Always remember, an app in the hand is worth a thousand on the white board.
This being the case, lately I’ve been known to “glob” up data in database fields. Yes, I know this breaks the first normal form – that of atomicity – but there are times when doing it right would involve three more queries, two more database tables, another UI screen, etc. Often it makes the cure worse than the disease.
For instance, consider this little XML document as the contents of the “children” field for one of the records in my “church_attender” table:
<children> <child> <first_name>Isabella</first_name> <last_name>Barker</last_name> </child> <child> <first_name>Gabrielle</first_name> <last_name>Barker</last_name> </child> </children>
Now if I never wanted to search for individual children, I would make no excuses for this. It saves us a database table, a join, and a ton of complexity in the interface. Life is good.
Searching a globbed up field is a problem, though.
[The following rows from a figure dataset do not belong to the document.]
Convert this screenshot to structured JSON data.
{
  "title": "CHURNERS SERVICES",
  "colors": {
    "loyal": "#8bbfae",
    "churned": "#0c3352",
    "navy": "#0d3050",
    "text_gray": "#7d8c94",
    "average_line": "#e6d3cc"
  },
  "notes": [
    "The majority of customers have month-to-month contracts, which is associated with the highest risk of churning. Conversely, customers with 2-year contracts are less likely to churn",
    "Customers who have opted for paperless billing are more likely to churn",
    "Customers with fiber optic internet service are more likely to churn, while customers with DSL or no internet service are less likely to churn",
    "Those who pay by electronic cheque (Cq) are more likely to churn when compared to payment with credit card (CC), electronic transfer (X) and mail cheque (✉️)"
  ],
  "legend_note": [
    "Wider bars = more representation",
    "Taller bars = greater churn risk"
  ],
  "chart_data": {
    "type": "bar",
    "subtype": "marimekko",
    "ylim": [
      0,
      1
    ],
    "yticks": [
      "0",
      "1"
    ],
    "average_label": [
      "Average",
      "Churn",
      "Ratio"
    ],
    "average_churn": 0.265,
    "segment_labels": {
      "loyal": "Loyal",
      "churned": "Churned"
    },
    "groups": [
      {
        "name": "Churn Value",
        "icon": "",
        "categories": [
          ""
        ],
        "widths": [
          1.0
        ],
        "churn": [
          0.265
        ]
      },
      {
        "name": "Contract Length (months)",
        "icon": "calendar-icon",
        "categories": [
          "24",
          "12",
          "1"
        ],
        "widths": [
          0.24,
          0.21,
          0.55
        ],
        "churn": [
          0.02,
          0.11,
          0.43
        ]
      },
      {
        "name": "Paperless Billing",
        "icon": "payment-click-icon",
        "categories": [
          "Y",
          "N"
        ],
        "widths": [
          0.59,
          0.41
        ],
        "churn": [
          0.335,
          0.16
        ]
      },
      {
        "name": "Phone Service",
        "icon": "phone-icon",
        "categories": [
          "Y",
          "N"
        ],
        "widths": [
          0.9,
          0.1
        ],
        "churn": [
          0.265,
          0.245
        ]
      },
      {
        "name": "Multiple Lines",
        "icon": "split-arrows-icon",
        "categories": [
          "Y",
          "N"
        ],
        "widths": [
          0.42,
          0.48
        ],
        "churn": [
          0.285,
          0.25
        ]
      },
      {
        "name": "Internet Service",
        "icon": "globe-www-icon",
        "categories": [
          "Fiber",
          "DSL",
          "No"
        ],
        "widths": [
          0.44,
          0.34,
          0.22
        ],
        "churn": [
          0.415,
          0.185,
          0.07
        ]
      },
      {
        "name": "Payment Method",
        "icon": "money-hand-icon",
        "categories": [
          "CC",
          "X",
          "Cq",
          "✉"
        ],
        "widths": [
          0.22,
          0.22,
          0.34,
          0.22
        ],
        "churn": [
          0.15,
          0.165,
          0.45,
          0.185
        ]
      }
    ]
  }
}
We alluded to it in this post when we said:
However, the problem is that the XML field is a black box that – on most database platforms – you can’t look inside. What if you want a list of articles written by a particular author? Well, you need to use SQL to get all the XML back, spin that collection, XPath into every single one to find the value author of the author node, then keep that record it matches.
So what if I want to find a person with a child named Gabrielle? Some databases (Oracle, for one), will let you do something like this:
SELECT * FROM church_attender WHERE XPATH(children,'/child/first_name') = 'Gabrielle'
That’d be great, but I don’t have Oracle. However, given MySQL regular expression capabilities, how unacceptable would this be:
SELECT * FROM church_attender WHERE children LIKE '%Gabrielle%' AND children RLIKE '<children>.*<child>.*<first_name> [line break] Gabrielle </first_name>.*</child>.*</children>'
(Note that there are some extra spaces in there just so the lines would wrap.)
Yes, yes, I know the database Gods would frown on this, but given the enormous amount of complexity it would save us, is it acceptable? Does the good outweigh the bad?
Fishing for opinions here. Let’s hear them.